Stephen McCarthy is a distiller, and we got to visit the orchard where he sources the pears for his liqueurs and eau-de-vies. Because pears grow on the end of long branches, McCarthy and his staff affix bottles to the trees -- so that the pears actually grow inside the bottles. Walking the property is both amusing and surreal, with bottles hanging upside down everywhere you turn. Among several other fruit-based spirits, McCarthy’s Clear Creek Distillery also makes a Douglas Fir eau-de-vie, which is bright green, and very boozy. It tastes like a tree.
Another chocolatier brings up the rear of the show. David Briggs founded Xocolatl de David 2½ years ago with $50 from his paycheck as a savory chef at Park Kitchen. He grew his business and acknowledges the enormous amount of support he has received from other local chefs and artisans. His “savory-forward” chocolate-making style means he’ll incorporate ingredients like chiccharrones, which he makes himself, into his chocolates, many of which skate on the less sweet side. I’m not much of a pork-in-my-chocolate kind of girl, but I’m crazy for his two-bite Raleigh Bars. These blocks of pecans, nougat, caramel, and chocolate, with a hint of fleur de sel, are ridiculous, and I’ve been hiding them from my family.

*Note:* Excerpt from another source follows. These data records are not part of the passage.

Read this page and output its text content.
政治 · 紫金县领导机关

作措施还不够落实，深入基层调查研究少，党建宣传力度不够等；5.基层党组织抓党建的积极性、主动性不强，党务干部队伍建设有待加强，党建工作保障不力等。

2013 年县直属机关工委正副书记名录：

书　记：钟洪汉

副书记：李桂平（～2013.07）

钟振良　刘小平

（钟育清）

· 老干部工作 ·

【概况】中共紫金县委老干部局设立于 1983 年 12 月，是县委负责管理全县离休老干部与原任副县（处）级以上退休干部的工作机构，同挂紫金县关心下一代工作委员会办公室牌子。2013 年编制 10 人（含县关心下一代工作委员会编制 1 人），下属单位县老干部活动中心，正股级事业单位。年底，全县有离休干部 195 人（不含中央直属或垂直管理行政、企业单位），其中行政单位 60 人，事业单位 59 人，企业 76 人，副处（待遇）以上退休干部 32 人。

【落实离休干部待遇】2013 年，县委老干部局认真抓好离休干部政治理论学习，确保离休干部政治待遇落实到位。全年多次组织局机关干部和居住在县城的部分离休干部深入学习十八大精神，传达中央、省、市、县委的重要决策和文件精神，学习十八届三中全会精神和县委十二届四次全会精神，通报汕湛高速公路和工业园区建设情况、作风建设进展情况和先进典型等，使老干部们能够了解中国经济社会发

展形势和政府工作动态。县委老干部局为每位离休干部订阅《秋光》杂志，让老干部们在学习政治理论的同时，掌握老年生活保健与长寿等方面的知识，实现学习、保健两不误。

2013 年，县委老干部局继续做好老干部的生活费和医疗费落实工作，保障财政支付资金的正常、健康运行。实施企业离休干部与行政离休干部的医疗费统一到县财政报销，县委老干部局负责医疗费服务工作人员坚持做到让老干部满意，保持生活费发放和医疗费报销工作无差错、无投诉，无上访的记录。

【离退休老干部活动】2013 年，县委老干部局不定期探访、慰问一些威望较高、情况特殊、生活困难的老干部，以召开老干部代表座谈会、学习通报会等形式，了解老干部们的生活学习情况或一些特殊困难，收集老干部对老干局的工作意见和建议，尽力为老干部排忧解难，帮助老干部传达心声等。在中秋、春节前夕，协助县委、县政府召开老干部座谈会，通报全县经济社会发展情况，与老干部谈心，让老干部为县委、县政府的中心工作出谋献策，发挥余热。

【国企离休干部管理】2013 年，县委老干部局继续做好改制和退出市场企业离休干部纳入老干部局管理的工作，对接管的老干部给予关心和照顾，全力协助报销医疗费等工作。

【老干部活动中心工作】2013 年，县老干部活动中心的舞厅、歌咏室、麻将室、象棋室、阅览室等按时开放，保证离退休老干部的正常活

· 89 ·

The trip ended late Saturday night, September 10th. This meant I would be flying home the next morning, on the 10th anniversary of 9/11, a fact that gave me tremendous anxiety and pause. I got to the airport early, bought a cup of tea, and heard a woman playing guitar. I wandered towards the music, unchaperoned for the first time in days. A sign said her name was Gayle Ritt.
She sang Home on the Range, and it was slow, and beautiful, and haunting. My shoulders relaxed. Then she sang America, The Beautiful, sweetly, and softly. I breathed in. I breathed out. When I boarded my flight 30 minutes later, my stress was gone.
When I got home, I emailed her. I told her how much her music meant to me on that particular day.
She emailed me back.
I asked if I could use her music behind my slideshow.
And she said yes.
And that part – that part was totally unscripted. That part was pure Portland.